Polish security expert Dawid Golunski has discovered a zero-day in the WordPress password reset mechanism that would allow an attacker to obtain the password reset link, under certain circumstances.
The researcher published his findings yesterday, after reporting the flaw to the WordPress security team last July.
After more than ten months and no progress, Golunski decided to go public and inform WordPress site owners of this issue so they could protect their sites by other means.
Zero-day can alter “From” and “Return Path” parameters
The issue, tracked via the CVE-2017-8295 identifier, affects all WordPress versions and is related to how WordPress sites put together the password reset emails.

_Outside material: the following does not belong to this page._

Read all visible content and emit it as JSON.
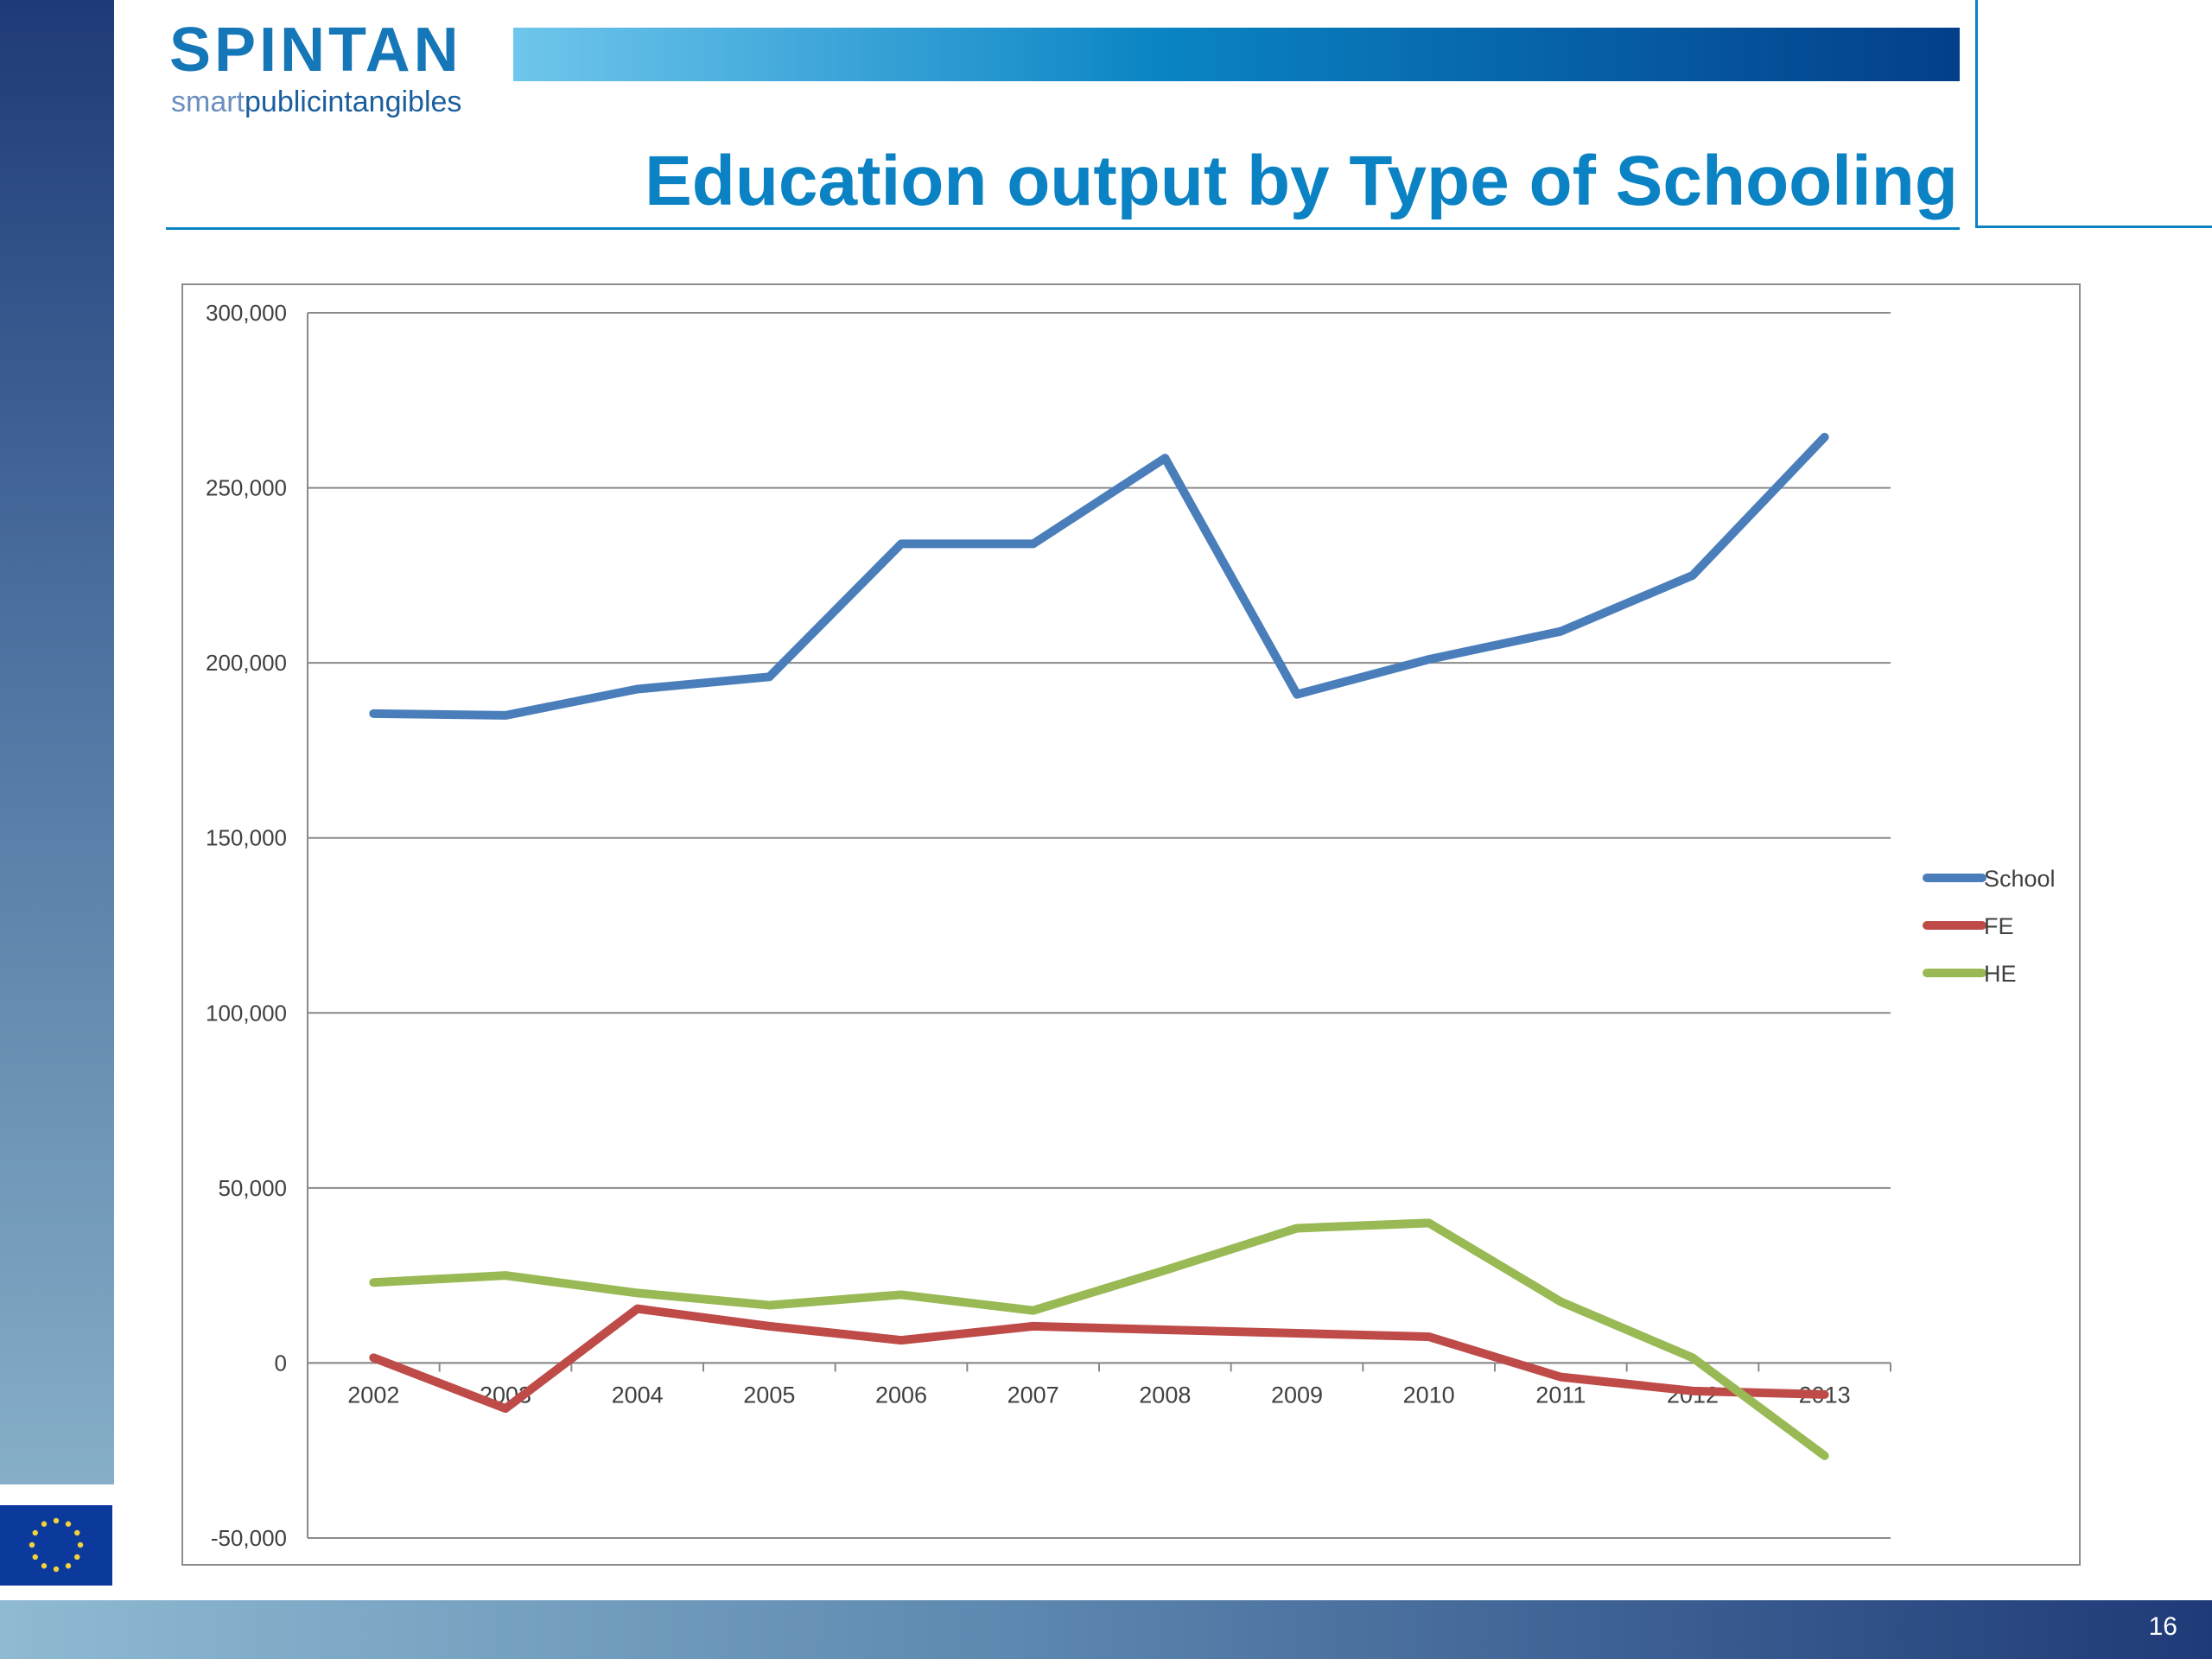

According to Golunski, an attacker can craft a malicious HTTP request that triggers a tainted password reset operation by injecting a custom SERVER_NAME variable, such as “attacker-domain.com”.

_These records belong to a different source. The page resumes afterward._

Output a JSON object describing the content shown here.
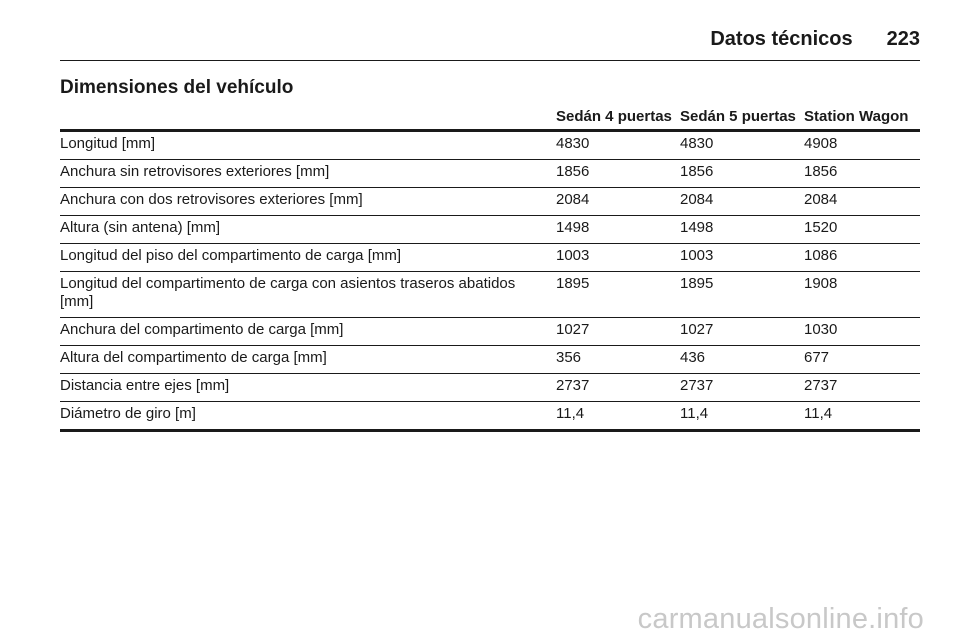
{
  "header": {
    "running_title": "Datos técnicos",
    "page_number": "223"
  },
  "section": {
    "title": "Dimensiones del vehículo"
  },
  "table": {
    "columns": [
      "",
      "Sedán 4 puertas",
      "Sedán 5 puertas",
      "Station Wagon"
    ],
    "rows": [
      {
        "label": "Longitud [mm]",
        "values": [
          "4830",
          "4830",
          "4908"
        ]
      },
      {
        "label": "Anchura sin retrovisores exteriores [mm]",
        "values": [
          "1856",
          "1856",
          "1856"
        ]
      },
      {
        "label": "Anchura con dos retrovisores exteriores [mm]",
        "values": [
          "2084",
          "2084",
          "2084"
        ]
      },
      {
        "label": "Altura (sin antena) [mm]",
        "values": [
          "1498",
          "1498",
          "1520"
        ]
      },
      {
        "label": "Longitud del piso del compartimento de carga [mm]",
        "values": [
          "1003",
          "1003",
          "1086"
        ]
      },
      {
        "label": "Longitud del compartimento de carga con asientos traseros abatidos [mm]",
        "values": [
          "1895",
          "1895",
          "1908"
        ]
      },
      {
        "label": "Anchura del compartimento de carga [mm]",
        "values": [
          "1027",
          "1027",
          "1030"
        ]
      },
      {
        "label": "Altura del compartimento de carga [mm]",
        "values": [
          "356",
          "436",
          "677"
        ]
      },
      {
        "label": "Distancia entre ejes [mm]",
        "values": [
          "2737",
          "2737",
          "2737"
        ]
      },
      {
        "label": "Diámetro de giro [m]",
        "values": [
          "11,4",
          "11,4",
          "11,4"
        ]
      }
    ]
  },
  "watermark": "carmanualsonline.info"
}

This means that when the WordPress site puts together the password reset email, the “From” and “Return-Path” values will be in the form of “firstname.lastname@example.org”.
Most users would think this zero-day is useless, as the attacker wouldn’t achieve anything more than sending a password reset email to the legitimate site owner, but from the wrong Sender address.
Zero-day can be weaponized in various ways
In reality, this can be quite dangerous. Golunski details some scenarios in which an attacker could exploit this zero-day.
For example, the attacker could flood the site owner’s email inbox with junk emails. When the corrupted password reset email arrives, because the legitimate user’s inbox would be full, the email server would return the email back to its sender, which in this case would be the tainted “Return-Path” value, meaning the attacker’s email.
Another attack scenario, easier to carry out, would be to watch when a site owner leaves on holiday. If the site admin has enabled an “out-of-office” auto-responder, if the auto-responder includes the original email, then the attacker obtains the password reset email with minimal effort.
Other attack scenarios described by Golunski require social engineering, so there’s a low chance those will succeed with experienced website owners.
These complex exploitation scenarios are most likely the main reason why the WordPress team has not prioritized patching this issue until now.
Some mitigations available
Webmasters managing high-value sites looking for a way to prevent exploitation of this zero-day have some options at their dispossable.
“As a temporary solution users can enable UseCanonicalName to enforce [a] static SERVER_NAME value,” Golunski proposes.
On Reddit, other users also recommended that site owners “create a dummy vhost that catches all requests with unrecognized Host headers.”
Depending on your technical prowess, you can also experiment with other mitigations discussed in this Reddit thread, at least until the WordPress team patches this issue.
Also yesterday, Golunski released details about another method to exploit WordPress sites via a remote-code execution flaw in the PHPMailer library, a library included with the WordPress core source code. This issue came to light earlier in the year, but Golunski only now revealed more details about the exploitation mechanism against WordPress sites.